Auch aus Sicht des Beklagten ist das der richtige Weg, was Toussaint in der Kommentierung übersieht. Es sind letztlich nur folgende Situationen für die mündliche Verhandlung ohne Beklagten denkbar:

  1. Der Kläger überzeugt in der mündlichen Verhandlung das Gericht von einem Rechtsanwendungsfehler.
    Das Gericht erlässt dann Versäumnisurteil, weil es das schon vorher hätte tun müssen. In diesem Fall steht der Beklagte nicht besser oder schlechter, als er ohnehin stünde. Gegen ihn ergeht Versäumnisurteil, wie es auch vorher gegen ihn hätte ergehen müssen. Hätte das Gericht den Beklagten geladen und hätte dieser prozesstaktisch ohnehin nur die Flucht in die Säumnis antreten können, hätte er auch noch Aufwendungen für die Anreise zu Gericht tragen müssen. Der Beklagte steht in diesem Fall also entweder nicht schlechter oder sogar besser, als wenn er zum Termin geladen wäre
  2. Der Kläger dringt mit seiner Argumentation weder rechtlich noch tatsächlich durch. Das Gericht weist die Klage durch unechtes Versäumnisurteil (Endurteil) ab. Der Beklagte steht hier besser da, als mit Ladung zum Termin, da er sich Fahrtkosten sparen konnte.
  3. Der Kläger bessert den Sachvortrag (also nicht nur die Rechtsausführungen) nach, die Klage ist nicht mehr unschlüssig. (Diesen Fall greift Toussaint in der Kommentierung auf). In diesem Fall kann das Gericht aber mangels Gewährung rechtlichen Gehörs keine Versäumnisentscheidung treffen. Es ist vielmehr ein neuer Termin zur mündlichen Verhandlung anzuberaumen, zu dem der Beklagte zu laden ist. Diesen Fall regelt das Gesetz ausdrücklich in § 335 Abs. 1 Nr. 3 ZPO. Der Kläger ist hier „selbst schuld“ daran, dass die Säumnissituation entfällt.

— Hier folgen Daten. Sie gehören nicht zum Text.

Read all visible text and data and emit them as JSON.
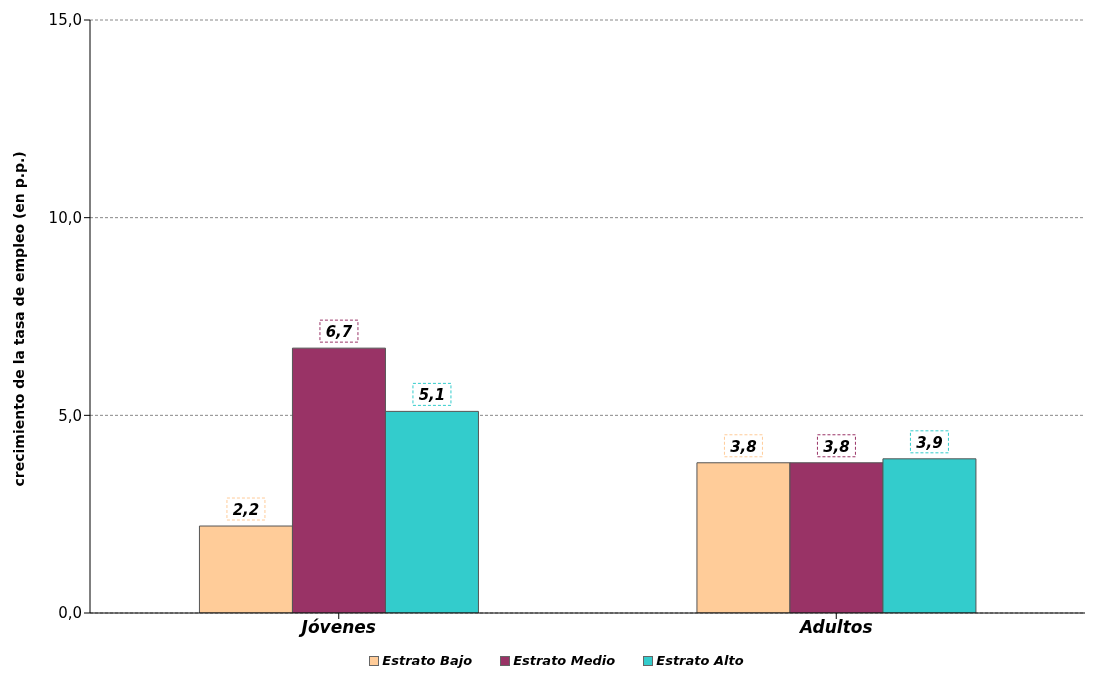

Der Beklagte, der die Klage bekommt und die Unschlüssigkeit sieht und deshalb nicht zu Gericht geht, weil er davon ausgeht, dass auch das Gericht diesen Fall erkennen wird, genießt mithin denselben Schutz, wie der Beklagte, der nicht zum Termin geladen wird. Hat er mit seiner Ansicht Recht, dass die Klage unschlüssig ist, wird sie entweder durch unechtes Versäumnisurteil abgewiesen (er spart Fahrtkosten) oder er bekommt einen geänderten Sachvortrag mit einer neuen Terminsladung zugestellt und kann erneut die Schlüssigkeit prüfen. Letztlich droht ihm, sollte seine Rechtsauffassung nicht zutreffen, ein Versäumnisurteil wie zuvor auch. Es ergeht in keinem Fall eine Entscheidung auf Grundlage eines dem Beklagten unbekannten Sachverhaltes. Das Risiko der falschen rechtlichen Würdigung, trägt aber jeder Beklagte, der keine Verteidigungsanzeige abgibt.